14.6 The Claimants’ insurance claim in the sum of US$6,478,622.86 submitted to the Defendant for indemnity under the insurance policy is grossly overstated and excessive. The particulars of the gross overstatement and excessive nature of the Claimants’’ insurance claim submitted to the Defendant are contained in the David Hobson/McLarens’s Loss Adjustment attached hereto as “I” which assessed the true loss to the First Claimant’s property as a result of Hurricane Irma at US$691,546.84.

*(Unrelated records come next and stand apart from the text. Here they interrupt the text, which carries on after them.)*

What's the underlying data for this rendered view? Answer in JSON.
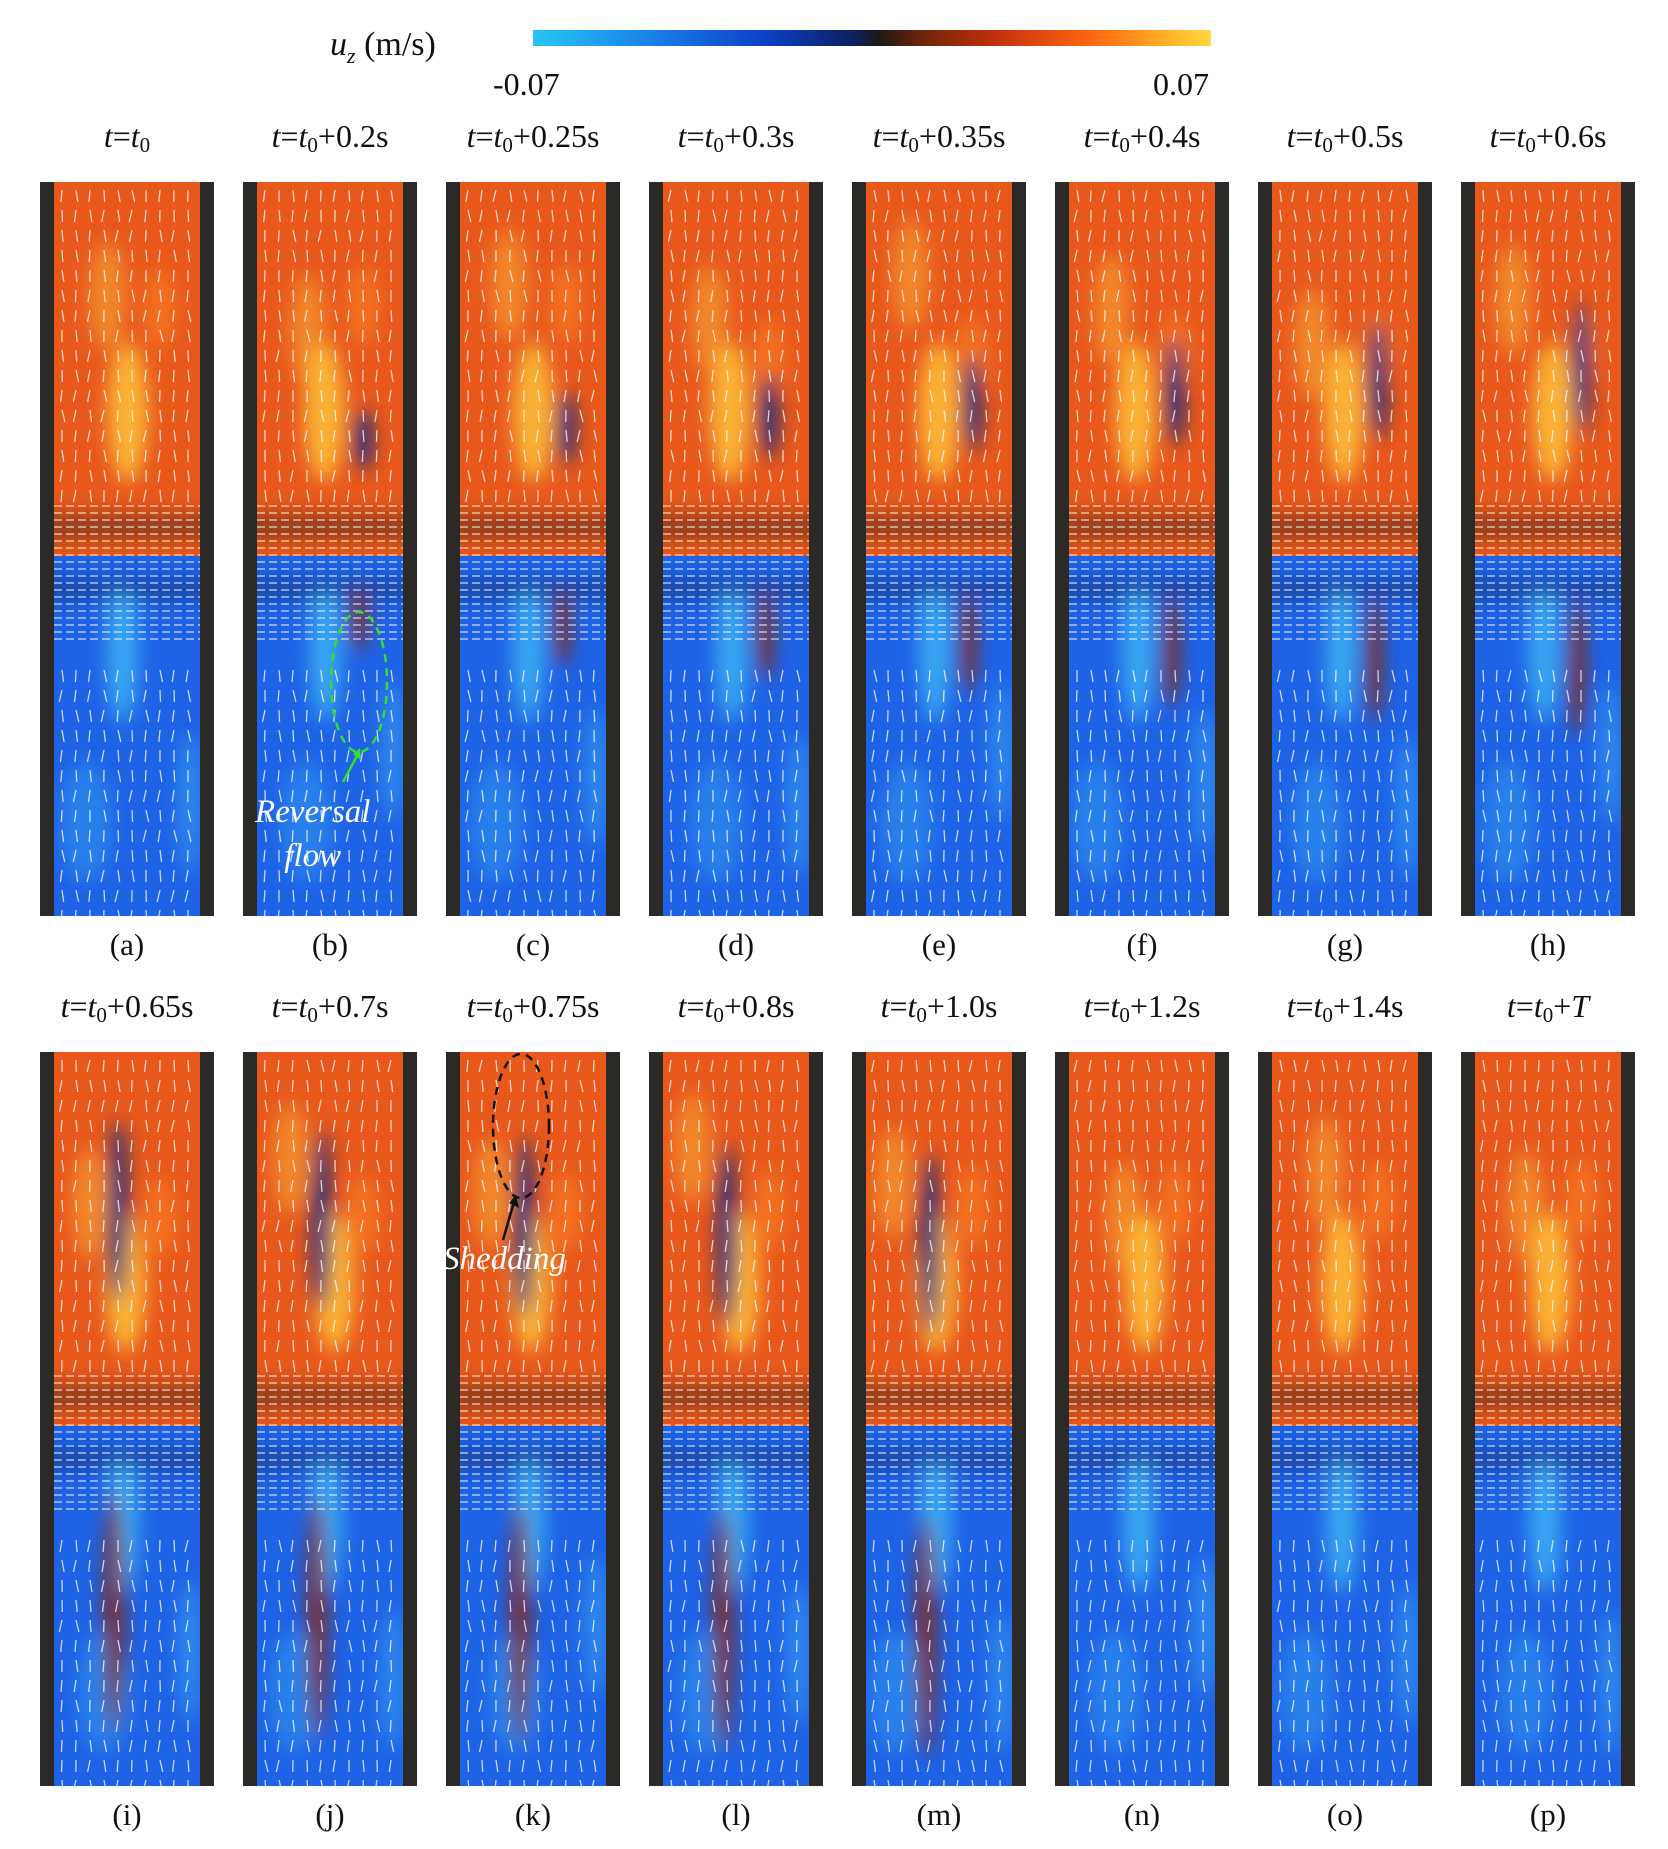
{
  "colorbar": {
    "label": "u",
    "label_sub": "z",
    "unit": "(m/s)",
    "min_label": "-0.07",
    "max_label": "0.07",
    "min": -0.07,
    "max": 0.07
  },
  "rows": [
    {
      "panels": [
        {
          "label": "(a)",
          "t": "t",
          "t0": "t",
          "sub": "0",
          "suffix": "",
          "reversal": 0
        },
        {
          "label": "(b)",
          "t": "t",
          "t0": "t",
          "sub": "0",
          "suffix": "+0.2s",
          "reversal": 1
        },
        {
          "label": "(c)",
          "t": "t",
          "t0": "t",
          "sub": "0",
          "suffix": "+0.25s",
          "reversal": 1
        },
        {
          "label": "(d)",
          "t": "t",
          "t0": "t",
          "sub": "0",
          "suffix": "+0.3s",
          "reversal": 1
        },
        {
          "label": "(e)",
          "t": "t",
          "t0": "t",
          "sub": "0",
          "suffix": "+0.35s",
          "reversal": 1
        },
        {
          "label": "(f)",
          "t": "t",
          "t0": "t",
          "sub": "0",
          "suffix": "+0.4s",
          "reversal": 1
        },
        {
          "label": "(g)",
          "t": "t",
          "t0": "t",
          "sub": "0",
          "suffix": "+0.5s",
          "reversal": 1
        },
        {
          "label": "(h)",
          "t": "t",
          "t0": "t",
          "sub": "0",
          "suffix": "+0.6s",
          "reversal": 1
        }
      ]
    },
    {
      "panels": [
        {
          "label": "(i)",
          "t": "t",
          "t0": "t",
          "sub": "0",
          "suffix": "+0.65s",
          "reversal": 1
        },
        {
          "label": "(j)",
          "t": "t",
          "t0": "t",
          "sub": "0",
          "suffix": "+0.7s",
          "reversal": 1
        },
        {
          "label": "(k)",
          "t": "t",
          "t0": "t",
          "sub": "0",
          "suffix": "+0.75s",
          "reversal": 1
        },
        {
          "label": "(l)",
          "t": "t",
          "t0": "t",
          "sub": "0",
          "suffix": "+0.8s",
          "reversal": 1
        },
        {
          "label": "(m)",
          "t": "t",
          "t0": "t",
          "sub": "0",
          "suffix": "+1.0s",
          "reversal": 1
        },
        {
          "label": "(n)",
          "t": "t",
          "t0": "t",
          "sub": "0",
          "suffix": "+1.2s",
          "reversal": 0
        },
        {
          "label": "(o)",
          "t": "t",
          "t0": "t",
          "sub": "0",
          "suffix": "+1.4s",
          "reversal": 0
        },
        {
          "label": "(p)",
          "t": "t",
          "t0": "t",
          "sub": "0",
          "suffix": "+T",
          "reversal": 0
        }
      ]
    }
  ],
  "annotations": {
    "reversal_line1": "Reversal",
    "reversal_line2": "flow",
    "shedding": "Shedding"
  },
  "colors": {
    "wall": "#2b2a26",
    "positive": "#e8581b",
    "positive_peak": "#ffc23a",
    "negative": "#1e62e6",
    "negative_light": "#3fb8f5",
    "reversal_positive": "#8a2a0c",
    "vortex_negative": "#0b2c86",
    "reversal_marker": "#33dd33",
    "shedding_marker": "#111111",
    "vector": "#ffffff"
  }
}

14.7 The Claimants’ insurance claim in the sum of US$6,478,622.86 submitted to the Defendant for indemnity under the insurance policy is grossly overstated and excessive that the insurance claim itself amounts to fraud and a breach of Condition 23 of the Policy which provides: “If the claim be in any respect fraudulent, or if any false declaration be made or used in support thereof, or if any fraudulent means or devices are used by the insured or any one acting on his behalf to obtain any benefit under this Policy […] all benefit under this Policy shall be forfeited.”

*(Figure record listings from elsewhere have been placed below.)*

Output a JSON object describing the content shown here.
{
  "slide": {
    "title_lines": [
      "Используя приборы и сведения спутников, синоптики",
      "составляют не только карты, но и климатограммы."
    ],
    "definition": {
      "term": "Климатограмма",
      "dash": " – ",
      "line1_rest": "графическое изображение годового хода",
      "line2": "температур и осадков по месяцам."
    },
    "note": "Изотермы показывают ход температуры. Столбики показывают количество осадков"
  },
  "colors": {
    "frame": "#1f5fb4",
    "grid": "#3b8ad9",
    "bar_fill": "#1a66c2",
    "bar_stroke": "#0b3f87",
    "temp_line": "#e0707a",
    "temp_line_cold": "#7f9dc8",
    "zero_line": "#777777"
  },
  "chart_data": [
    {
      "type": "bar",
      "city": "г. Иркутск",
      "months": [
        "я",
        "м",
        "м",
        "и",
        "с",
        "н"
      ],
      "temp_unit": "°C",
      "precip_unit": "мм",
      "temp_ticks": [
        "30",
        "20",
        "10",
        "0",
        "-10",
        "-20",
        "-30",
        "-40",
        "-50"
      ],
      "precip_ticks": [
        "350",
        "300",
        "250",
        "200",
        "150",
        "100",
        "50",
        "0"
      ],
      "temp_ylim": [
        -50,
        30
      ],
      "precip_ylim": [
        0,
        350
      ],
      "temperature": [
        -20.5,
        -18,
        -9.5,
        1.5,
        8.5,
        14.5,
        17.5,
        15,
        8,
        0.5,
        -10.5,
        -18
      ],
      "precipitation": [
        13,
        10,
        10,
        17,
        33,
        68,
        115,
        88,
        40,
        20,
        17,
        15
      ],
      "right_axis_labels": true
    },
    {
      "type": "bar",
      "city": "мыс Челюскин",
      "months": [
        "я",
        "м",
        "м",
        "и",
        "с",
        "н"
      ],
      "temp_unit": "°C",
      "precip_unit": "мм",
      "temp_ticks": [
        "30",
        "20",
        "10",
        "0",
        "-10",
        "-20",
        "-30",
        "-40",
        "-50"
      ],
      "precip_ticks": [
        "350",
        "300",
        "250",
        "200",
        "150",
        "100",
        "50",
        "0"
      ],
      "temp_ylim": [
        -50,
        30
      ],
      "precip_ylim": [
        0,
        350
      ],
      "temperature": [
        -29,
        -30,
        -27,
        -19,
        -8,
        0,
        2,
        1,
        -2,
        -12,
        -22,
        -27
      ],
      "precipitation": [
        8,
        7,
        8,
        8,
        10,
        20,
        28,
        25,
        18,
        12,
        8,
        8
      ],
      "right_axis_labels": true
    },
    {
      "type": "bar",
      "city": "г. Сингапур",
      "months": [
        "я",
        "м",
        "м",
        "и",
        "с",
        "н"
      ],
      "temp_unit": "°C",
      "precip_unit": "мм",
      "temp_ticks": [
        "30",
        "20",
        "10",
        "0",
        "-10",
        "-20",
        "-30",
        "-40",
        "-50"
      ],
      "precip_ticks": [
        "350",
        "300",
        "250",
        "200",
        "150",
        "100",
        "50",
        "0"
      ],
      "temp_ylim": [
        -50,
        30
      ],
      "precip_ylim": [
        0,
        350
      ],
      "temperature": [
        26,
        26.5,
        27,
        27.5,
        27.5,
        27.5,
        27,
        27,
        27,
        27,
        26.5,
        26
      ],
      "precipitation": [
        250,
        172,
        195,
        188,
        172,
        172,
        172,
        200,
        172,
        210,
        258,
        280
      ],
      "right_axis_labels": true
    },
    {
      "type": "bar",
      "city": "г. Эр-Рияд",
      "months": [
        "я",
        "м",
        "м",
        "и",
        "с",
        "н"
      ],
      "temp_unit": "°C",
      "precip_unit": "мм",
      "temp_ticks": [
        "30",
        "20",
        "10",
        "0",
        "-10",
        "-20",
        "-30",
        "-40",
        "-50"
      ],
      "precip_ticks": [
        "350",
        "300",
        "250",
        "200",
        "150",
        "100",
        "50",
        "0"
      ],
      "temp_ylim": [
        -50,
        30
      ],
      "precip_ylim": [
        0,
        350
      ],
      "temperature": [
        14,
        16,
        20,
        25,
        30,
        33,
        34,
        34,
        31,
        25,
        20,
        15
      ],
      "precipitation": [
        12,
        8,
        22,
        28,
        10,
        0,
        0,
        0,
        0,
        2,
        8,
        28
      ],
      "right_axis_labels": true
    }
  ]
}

14.7.1 The particular of fraud is that the insurance claim submitted by the Claimants to the Defendant in the sum of US$6,478,622.86 as losses sustained by Hurricane Irma is so overstated that it amounts to fraud. At trial, the Defendant will rely on the loss adjustment by McLarens/David Hobson attached hereto as “I” who adjusted the Claimants’ insurance claim from US$6,478,622.86 down to US$691,546.84 in losses. The Claimants’ insurance claim is therefore grossly overstated by Five Million Seven Hundred and Eighty-Seven Thousand and Seventy-Six Dollars United States Currency (US$5,787,076.00) and is fraudulent.”